Often it takes tremendous courage to look at the malicious masks of evil and see beyond them to evil's nothingness. But there is no other way to find refuge. Until we stop believing we are mortals trying to become immortal and acknowledge our present status as spiritual children of an all-loving God, we will go on viewing ourselves and others as vulnerable.

One evening I was preparing dinner when my husband went out for a good long run. Shortly after he left I was bombarded with very insistent suggestions that some tragedy could separate me from him. The thrust of these insidious thoughts was so unsettling that I began to feel physically ill. That morning while I was teaching in the Christian Science Sunday School, my pupils and I had been discussing the verse from Psalms "God is our refuge and strength, a very present help in trouble."Ps. 46:1. As I was praying about my fear for my husband that evening, I suddenly recalled my asking the pupils where they thought this "refuge" was. And I began to think about where I thought my refuge was, since I felt my life was being invaded by this fear and sickness. I reasoned, "Yes, God is my refuge. But how? Where?"

As I thought of God as Mind, I realized that God is my refuge because He is present in truth as my Mind. Not that He is a big Mind off somewhere that I try to reflect, but that as His man I can only know His presence as the very basis and substance of my thought and being. With God present as my Mind, I can have no separate mind that is unprotected and vulnerable. Because Mind is infinite and All, Mind can only know the presence of good, because that is all that constitutes God's creation. I had to be very radical in rejecting the notion that I was a little mortal in a mortal universe, struggling to join God in His. I accepted instead the opposite view as true right then: that man, being God's expression, is His indestructible creation. Certainly if God can't be annihilated, His idea, man, can't be either.

I continued praying along these lines until I was absolutely convinced of the inseparable, indestructible relationship God has to His precious idea, man. I found my peace, and the physical discomfort ceased. There was no longer any fear that danger was threatening me. I was free, even before my husband returned— safely.

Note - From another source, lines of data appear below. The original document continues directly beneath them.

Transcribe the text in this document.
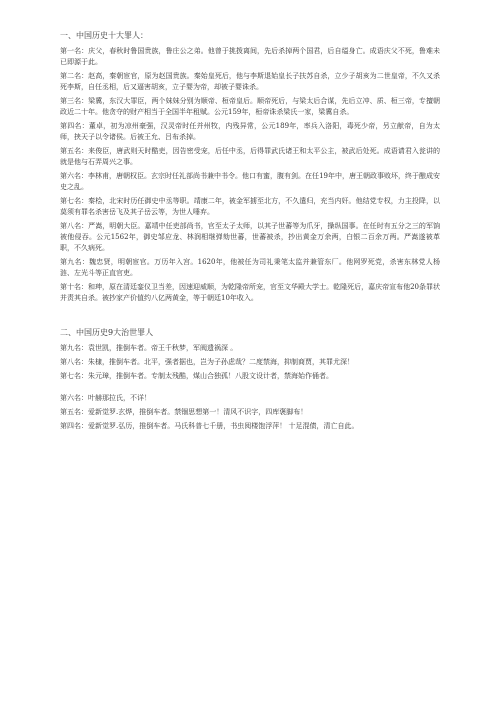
一、中国历史十大罪人：

第一名：庆父，春秋时鲁国贵族，鲁庄公之弟。他曾于挑拨离间，先后杀掉两个国君，后自缢身亡。成语庆父不死，鲁难未已即源于此。

第二名：赵高，秦朝宦官，原为赵国贵族。秦始皇死后，他与李斯退始皇长子扶苏自杀，立少子胡亥为二世皇帝，不久又杀死李斯，自任丞相，后又逼害胡亥，立子婴为帝，却被子婴诛杀。

第三名：梁冀，东汉大罪臣，两个妹妹分别为顺帝、桓帝皇后。顺帝死后，与梁太后合谋，先后立冲、质、桓三帝，专擅朝政近二十年。他贪夺的财产相当于全国半年租赋。公元159年，桓帝诛杀梁氏一家，梁冀自杀。

第四名：董卓，初为凉州豪强，汉灵帝时任并州牧，内残异常，公元189年，率兵入洛阳，毒死少帝，另立献帝，自为太师，挟天子以令诸侯。后被王允、吕布杀掉。

第五名：来俊臣，唐武则天时酷吏，因告密受宠，后任中丞，后得罪武氏诸王和太平公主，被武后处死。成语请君入瓮讲的就是他与石弄周兴之事。

第六名：李林甫，唐朝权臣。玄宗时任礼部尚书兼中书令。他口有蜜，腹有剑。在任19年中，唐王朝政事败坏，终于酿成安史之乱。

第七名：秦桧，北宋时历任御史中丞等职。靖康二年，被金军掳至北方，不久遣归，充当内奸。他结党专权，力主投降，以莫须有罪名杀害岳飞及其子岳云等，为世人唾弃。

第八名：严嵩，明朝大臣。嘉靖中任吏部尚书，官至太子太师，以其子世蕃等为爪牙，操纵国事。在任时有五分之三的军饷被他侵吞。公元1562年，御史邹应龙、林润相继弹劾世蕃，世蕃被杀，抄出黄金万余两，白银二百余万两。严嵩遂被革职，不久病死。

第九名：魏忠贤，明朝宦官。万历年入宫。1620年，他被任为司礼秉笔太监并兼管东厂。他网罗死党，杀害东林党人杨涟、左光斗等正直官吏。

第十名：和珅，原在清廷銮仪卫当差，因速迎威顺，为乾隆帝所宠，官至文华殿大学士。乾隆死后，嘉庆帝宣布他20条罪状并责其自杀。被抄家产价值约八亿两黄金，等于朝廷10年收入。

二、中国历史9大治世罪人

第九名：袁世凯，推倒车者。帝王千秋梦，军阀遗祸深 。

第八名：朱棣，推倒车者。北平，强者据也，岂为子孙虑哉？二度禁海，抑制商贾，其罪尤深！

第七名：朱元璋，推倒车者。专制太残酷，煤山合独孤！八股文设计者，禁海始作俑者。

第六名：叶赫那拉氏，不详！

第五名：爱新觉罗.玄烨，推倒车者。禁锢思想第一！清风不识字，四库褒脚布！

第四名：爱新觉罗.弘历，推倒车者。马氏科普七千册，书虫阅楼饱浮萍！ 十足混债，清亡自此。
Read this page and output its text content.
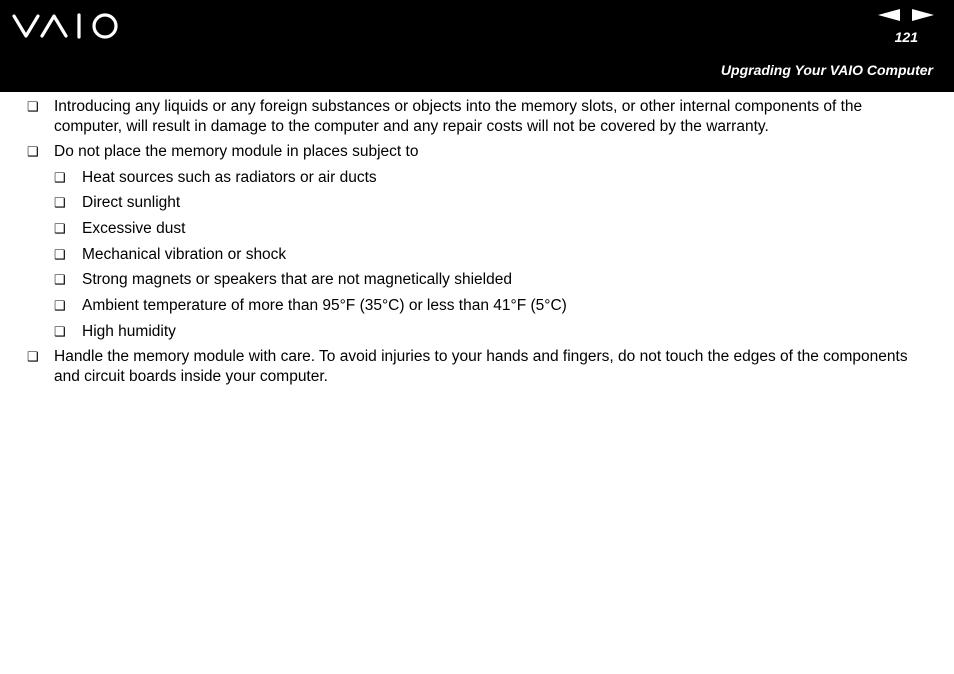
121
Upgrading Your VAIO Computer
❑ Introducing any liquids or any foreign substances or objects into the memory slots, or other internal components of the computer, will result in damage to the computer and any repair costs will not be covered by the warranty.
❑ Do not place the memory module in places subject to
❑ Heat sources such as radiators or air ducts
❑ Direct sunlight
❑ Excessive dust
❑ Mechanical vibration or shock
❑ Strong magnets or speakers that are not magnetically shielded
❑ Ambient temperature of more than 95°F (35°C) or less than 41°F (5°C)
❑ High humidity
❑ Handle the memory module with care. To avoid injuries to your hands and fingers, do not touch the edges of the components and circuit boards inside your computer.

No matter what the circumstances are, our refuge is always at hand. It's not a bomb shelter, a life of solitude, a drug, or a drink. It's the understanding that God, divine Mind, is the only real presence and power. Whether the threat confronting us appears to result from our own carelessness or ignorance, from our surroundings, from circumstances that seem beyond our control, or from someone else's malice, the common denominator is a belief in an intelligence other than God, good. And evil seems real and threatening only to the extent that we accept the belief in a mind apart from God, the All-Mind.

Founding our safety on the basis of this Mind takes persistence and consecration. It involves an honest willingness to obey Paul's declaration "Let this mind be in you, which was also in Christ Jesus."Phil. 2:5. But as we experience even a little success in this endeavor, we discover a peace that assures us there's no other real basis of security.